Bee shook her head. ‘The museum stands to benefit significantly from Cranston’s will,’ she explained. ‘Gus was the only thing standing between the money and Kobayashi – and she admitted that the museum was having money trouble.’

‘You think she is a murderer?’ Faro Costa tilted his head to the side. ‘I cannot believe this. Her soul is not  so dark.’

‘I don’t know,’ said Bee. ‘I still feel Cranston must be involved somehow. That’s why I need to find out more. If I have more evidence, then I can take it to the police and they’ll listen.
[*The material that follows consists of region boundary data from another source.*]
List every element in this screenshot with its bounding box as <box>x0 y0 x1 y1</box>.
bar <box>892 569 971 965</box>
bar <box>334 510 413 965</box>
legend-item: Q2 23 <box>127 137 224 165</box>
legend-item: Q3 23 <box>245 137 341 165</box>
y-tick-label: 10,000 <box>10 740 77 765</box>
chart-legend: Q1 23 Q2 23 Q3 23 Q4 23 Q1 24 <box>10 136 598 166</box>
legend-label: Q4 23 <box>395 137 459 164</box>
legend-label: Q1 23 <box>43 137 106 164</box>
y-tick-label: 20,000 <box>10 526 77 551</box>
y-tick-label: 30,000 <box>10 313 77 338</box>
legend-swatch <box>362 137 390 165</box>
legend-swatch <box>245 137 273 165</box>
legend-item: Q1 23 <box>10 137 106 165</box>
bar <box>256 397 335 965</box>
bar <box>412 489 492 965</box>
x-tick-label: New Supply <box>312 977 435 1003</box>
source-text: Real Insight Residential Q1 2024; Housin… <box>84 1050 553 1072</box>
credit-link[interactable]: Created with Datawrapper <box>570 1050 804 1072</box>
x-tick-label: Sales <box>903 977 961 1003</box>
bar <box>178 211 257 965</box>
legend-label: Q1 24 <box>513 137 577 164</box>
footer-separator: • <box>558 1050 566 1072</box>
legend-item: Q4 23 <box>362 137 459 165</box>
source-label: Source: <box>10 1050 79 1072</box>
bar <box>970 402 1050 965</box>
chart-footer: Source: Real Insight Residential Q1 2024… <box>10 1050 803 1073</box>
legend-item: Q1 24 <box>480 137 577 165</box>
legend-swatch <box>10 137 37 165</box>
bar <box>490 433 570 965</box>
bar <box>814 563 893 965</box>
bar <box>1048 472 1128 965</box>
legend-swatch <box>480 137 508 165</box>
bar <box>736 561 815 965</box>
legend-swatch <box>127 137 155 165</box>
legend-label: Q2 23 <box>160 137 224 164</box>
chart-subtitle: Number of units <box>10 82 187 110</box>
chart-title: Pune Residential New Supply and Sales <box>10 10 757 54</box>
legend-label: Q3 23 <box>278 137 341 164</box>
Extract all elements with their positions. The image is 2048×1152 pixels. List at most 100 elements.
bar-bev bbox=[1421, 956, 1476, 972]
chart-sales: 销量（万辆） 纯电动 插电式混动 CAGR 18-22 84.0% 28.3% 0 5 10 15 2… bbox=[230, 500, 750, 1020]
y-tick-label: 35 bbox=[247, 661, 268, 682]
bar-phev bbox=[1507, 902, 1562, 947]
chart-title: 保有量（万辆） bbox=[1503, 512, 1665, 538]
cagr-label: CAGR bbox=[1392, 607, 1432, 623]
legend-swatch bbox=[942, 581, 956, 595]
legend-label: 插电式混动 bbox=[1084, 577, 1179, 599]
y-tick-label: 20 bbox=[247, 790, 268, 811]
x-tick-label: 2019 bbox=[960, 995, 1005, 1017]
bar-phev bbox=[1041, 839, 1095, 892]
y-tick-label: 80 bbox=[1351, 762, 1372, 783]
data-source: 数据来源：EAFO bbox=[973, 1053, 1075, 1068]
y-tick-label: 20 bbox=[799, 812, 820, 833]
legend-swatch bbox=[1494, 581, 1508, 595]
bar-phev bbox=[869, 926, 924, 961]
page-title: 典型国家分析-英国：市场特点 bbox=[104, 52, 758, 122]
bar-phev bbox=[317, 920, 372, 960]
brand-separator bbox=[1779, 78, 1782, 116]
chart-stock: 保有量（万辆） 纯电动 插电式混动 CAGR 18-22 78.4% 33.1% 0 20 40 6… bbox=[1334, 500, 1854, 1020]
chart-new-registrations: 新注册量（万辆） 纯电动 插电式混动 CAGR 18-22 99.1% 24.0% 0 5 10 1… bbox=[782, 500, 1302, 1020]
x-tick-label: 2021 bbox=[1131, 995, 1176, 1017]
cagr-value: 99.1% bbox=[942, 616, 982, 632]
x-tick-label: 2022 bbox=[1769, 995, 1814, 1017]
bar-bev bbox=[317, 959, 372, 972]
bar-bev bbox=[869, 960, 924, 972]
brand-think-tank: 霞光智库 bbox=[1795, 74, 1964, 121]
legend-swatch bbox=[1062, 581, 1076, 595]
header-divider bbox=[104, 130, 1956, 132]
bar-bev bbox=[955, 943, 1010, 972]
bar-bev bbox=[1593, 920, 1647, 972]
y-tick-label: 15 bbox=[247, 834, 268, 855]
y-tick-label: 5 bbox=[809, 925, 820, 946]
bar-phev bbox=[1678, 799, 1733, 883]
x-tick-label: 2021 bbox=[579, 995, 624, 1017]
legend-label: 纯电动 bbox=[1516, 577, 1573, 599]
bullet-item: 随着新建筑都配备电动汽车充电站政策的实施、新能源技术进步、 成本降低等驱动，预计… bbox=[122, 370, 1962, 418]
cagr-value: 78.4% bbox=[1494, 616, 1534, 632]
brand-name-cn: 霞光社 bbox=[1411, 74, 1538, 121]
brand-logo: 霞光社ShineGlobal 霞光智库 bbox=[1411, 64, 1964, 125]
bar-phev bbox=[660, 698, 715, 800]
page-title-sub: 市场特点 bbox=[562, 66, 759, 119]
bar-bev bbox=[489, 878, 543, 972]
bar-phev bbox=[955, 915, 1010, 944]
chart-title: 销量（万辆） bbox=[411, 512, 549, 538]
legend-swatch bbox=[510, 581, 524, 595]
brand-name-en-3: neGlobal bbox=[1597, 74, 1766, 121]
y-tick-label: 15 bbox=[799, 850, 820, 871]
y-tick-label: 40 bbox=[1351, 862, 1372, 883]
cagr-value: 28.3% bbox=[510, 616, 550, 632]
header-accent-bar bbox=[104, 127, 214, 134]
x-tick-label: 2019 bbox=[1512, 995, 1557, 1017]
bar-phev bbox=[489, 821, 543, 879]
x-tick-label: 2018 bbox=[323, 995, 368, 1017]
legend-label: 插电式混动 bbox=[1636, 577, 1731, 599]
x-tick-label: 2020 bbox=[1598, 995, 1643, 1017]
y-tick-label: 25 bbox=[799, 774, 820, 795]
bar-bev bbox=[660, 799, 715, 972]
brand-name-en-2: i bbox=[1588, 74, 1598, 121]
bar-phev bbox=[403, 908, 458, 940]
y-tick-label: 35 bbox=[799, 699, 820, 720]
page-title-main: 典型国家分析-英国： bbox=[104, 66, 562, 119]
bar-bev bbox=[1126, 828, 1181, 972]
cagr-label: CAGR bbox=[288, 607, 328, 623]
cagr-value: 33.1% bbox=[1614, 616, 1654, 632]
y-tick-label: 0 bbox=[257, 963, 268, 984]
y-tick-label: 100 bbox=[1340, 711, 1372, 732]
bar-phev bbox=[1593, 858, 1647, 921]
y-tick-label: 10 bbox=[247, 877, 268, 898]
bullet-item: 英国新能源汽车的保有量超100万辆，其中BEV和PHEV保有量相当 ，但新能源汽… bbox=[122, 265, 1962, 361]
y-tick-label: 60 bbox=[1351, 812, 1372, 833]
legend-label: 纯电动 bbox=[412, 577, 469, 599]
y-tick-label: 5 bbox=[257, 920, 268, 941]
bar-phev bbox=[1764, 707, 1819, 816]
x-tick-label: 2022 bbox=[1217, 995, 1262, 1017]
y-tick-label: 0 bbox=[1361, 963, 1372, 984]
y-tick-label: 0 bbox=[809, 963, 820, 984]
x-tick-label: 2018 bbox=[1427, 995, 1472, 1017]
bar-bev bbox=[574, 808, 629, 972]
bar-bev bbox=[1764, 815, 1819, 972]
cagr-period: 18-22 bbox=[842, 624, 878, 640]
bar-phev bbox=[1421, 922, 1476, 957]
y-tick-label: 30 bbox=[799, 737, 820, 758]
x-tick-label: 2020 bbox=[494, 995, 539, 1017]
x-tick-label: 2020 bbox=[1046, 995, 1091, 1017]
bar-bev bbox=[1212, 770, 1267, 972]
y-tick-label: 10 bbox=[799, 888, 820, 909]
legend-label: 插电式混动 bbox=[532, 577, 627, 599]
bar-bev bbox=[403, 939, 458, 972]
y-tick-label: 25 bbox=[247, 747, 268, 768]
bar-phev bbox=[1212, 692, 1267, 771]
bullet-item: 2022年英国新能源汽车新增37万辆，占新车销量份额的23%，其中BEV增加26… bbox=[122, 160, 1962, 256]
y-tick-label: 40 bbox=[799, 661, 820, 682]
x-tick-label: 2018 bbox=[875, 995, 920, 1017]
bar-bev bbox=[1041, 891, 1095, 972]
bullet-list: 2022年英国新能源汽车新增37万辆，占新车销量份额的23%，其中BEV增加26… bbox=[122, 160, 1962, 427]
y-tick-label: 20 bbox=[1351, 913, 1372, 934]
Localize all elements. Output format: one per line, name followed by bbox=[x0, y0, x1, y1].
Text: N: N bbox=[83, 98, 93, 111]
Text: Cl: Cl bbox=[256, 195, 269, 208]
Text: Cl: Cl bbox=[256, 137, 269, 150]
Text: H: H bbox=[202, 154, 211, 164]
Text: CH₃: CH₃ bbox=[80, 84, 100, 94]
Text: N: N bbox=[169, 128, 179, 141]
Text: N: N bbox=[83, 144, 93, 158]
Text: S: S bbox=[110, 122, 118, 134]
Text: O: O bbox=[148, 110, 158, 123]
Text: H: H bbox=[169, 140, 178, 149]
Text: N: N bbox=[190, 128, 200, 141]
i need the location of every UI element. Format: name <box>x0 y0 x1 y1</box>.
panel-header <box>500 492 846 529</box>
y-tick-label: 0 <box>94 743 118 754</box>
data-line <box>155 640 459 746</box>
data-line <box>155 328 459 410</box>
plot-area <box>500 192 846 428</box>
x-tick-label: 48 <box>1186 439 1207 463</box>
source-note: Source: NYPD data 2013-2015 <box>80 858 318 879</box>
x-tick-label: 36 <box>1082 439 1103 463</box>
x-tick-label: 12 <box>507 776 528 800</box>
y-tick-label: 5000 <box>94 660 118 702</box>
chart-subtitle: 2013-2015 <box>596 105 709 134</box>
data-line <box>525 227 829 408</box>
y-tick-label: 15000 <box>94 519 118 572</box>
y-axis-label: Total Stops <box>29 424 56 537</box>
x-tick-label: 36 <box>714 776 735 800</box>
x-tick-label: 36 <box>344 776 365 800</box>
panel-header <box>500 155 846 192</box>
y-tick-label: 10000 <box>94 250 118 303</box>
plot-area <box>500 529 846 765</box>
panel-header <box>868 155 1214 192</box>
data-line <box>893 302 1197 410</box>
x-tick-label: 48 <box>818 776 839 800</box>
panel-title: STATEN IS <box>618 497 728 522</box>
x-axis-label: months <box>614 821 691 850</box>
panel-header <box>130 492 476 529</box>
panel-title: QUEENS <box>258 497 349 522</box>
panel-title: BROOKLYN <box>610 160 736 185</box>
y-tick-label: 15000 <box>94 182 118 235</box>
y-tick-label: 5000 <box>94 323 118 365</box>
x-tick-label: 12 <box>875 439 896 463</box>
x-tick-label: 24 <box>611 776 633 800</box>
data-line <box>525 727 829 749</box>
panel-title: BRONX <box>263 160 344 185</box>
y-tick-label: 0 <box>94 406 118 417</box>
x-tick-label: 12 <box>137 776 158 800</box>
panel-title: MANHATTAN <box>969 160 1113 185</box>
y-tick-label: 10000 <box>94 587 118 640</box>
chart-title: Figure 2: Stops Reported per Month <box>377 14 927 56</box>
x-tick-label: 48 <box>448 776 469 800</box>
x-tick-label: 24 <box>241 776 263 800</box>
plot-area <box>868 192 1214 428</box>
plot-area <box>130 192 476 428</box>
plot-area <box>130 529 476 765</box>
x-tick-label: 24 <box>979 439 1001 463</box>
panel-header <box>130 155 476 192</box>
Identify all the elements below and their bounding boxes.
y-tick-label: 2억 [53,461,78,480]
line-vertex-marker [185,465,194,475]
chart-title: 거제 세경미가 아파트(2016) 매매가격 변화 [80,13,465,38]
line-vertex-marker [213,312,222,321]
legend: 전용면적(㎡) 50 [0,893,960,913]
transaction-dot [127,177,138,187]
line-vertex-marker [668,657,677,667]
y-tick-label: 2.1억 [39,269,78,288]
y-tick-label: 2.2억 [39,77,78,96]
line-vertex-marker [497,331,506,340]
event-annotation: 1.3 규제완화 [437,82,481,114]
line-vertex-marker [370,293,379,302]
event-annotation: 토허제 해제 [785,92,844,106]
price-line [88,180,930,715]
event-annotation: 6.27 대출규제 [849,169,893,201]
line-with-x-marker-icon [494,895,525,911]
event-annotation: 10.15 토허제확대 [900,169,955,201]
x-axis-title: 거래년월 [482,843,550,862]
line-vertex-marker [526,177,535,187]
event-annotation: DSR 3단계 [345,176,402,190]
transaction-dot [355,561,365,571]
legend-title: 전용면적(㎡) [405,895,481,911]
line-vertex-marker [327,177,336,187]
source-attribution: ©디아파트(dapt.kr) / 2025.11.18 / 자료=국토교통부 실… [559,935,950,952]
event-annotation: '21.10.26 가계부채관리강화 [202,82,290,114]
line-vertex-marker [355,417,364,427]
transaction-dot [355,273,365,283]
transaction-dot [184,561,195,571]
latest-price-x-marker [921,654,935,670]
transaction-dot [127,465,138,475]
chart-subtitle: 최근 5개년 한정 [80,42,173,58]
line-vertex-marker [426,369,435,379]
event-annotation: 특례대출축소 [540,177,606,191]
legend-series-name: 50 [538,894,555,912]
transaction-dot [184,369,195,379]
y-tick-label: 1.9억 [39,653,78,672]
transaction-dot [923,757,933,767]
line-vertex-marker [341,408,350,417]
But everything so far is just circumstantial. Will you help us?’

Faro Costa finished his cigarette and ground it out under his shoe. ‘Very well,’ he said finally. ‘I will tell you all I know.’

‘Thank you,’ said Bee.

Faro gazed off into the distance, thinking. ‘The night it happened,’ he said, ‘I saw nothing. I started at six o’clock in the evening. I saw nothing strange. I noticed no shadows gathering. I saw Adrian Featherstone go into his office at seven o’clock. He left just after eleven and he did not leave his office until then. The Museum Director also worked late, as did the two of you. I did not know about Gus until I was telephoned by the police the next day. The guard on duty after me found the body in the morning, when he opened the doors of the Red Rotunda.’